What Components Constitute A Viable Legal Malpractice Claim?
In order to have a legal malpractice claim, the first thing you have got to prove is negligence. You have to show that the attorney did something that was below the required standard of care for the area of law in which they were practicing. Secondly, you have to show that the thing they did wrong caused you damages. That is a lot trickier in the legal malpractice context than it is in an injury context. It’s relatively straightforward to prove an injury. It can be very difficult to prove that legal malpractice is what caused you to lose your case.
Proving the connection between the mistake and your damages is extremely important. Then, of course, you have to actually suffer damages. There are some cases where the attorney may do something that may cause harm to your case, but you may get a settlement anyway. You have to show that you absolutely would have done better if the attorney had done the thing right. You’ve got to prove negligence by the attorney and you’ve got to prove causation of the damages, and what the damages were.
What Is The Statute Of Limitations On A Legal Malpractice Claim?
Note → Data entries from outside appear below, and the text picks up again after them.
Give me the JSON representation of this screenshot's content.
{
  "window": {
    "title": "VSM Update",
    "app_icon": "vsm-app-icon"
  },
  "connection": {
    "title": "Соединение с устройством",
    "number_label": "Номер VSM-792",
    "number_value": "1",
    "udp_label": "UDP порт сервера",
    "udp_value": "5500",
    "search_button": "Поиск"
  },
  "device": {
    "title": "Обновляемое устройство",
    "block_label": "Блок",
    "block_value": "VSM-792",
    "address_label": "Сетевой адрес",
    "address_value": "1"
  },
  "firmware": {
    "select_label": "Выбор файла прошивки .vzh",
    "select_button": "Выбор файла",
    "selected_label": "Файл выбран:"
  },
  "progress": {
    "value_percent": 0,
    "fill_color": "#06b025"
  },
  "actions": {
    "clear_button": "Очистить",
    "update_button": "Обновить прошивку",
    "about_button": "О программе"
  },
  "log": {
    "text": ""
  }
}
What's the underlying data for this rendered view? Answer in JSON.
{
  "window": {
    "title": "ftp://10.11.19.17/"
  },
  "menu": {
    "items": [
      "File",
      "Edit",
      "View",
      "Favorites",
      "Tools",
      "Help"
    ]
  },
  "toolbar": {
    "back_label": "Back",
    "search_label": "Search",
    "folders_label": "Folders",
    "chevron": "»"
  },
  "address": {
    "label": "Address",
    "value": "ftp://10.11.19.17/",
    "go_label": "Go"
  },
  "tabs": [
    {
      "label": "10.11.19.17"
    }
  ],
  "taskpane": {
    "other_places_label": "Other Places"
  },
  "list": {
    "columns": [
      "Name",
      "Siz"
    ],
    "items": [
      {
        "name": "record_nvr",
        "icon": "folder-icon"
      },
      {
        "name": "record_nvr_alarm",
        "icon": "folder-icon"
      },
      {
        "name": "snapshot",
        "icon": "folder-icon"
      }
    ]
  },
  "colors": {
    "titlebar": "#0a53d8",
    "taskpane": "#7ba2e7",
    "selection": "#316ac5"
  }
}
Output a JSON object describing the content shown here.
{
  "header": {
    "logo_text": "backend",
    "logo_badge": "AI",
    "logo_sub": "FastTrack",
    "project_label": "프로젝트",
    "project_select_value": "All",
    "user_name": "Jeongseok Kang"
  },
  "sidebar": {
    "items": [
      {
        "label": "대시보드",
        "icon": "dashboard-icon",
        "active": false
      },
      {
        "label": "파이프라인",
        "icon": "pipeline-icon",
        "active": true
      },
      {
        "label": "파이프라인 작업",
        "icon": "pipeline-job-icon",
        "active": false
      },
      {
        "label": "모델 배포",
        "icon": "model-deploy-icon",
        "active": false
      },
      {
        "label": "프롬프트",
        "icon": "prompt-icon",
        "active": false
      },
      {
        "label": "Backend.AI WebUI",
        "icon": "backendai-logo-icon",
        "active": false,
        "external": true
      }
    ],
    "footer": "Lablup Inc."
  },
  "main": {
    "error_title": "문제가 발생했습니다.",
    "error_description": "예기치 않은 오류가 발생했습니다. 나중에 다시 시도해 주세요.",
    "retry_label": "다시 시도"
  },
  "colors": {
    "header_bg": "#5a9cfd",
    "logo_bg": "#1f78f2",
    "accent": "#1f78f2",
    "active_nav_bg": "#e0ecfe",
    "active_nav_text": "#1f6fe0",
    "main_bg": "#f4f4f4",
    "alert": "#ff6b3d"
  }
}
The statute of limitations is going to vary depending on the situation. To be absolutely safe, you are going to want to file your claim against your attorney within one year of the act of legal malpractice, but in some cases that one year is going to be what they call “tolled”. It’s not going to run during the period of time the attorney continues to represent you on that same matter. Consult with an attorney and they will look up the rules applicable to your specific situation. Don’t wait, if you think you’ve been a victim of legal malpractice.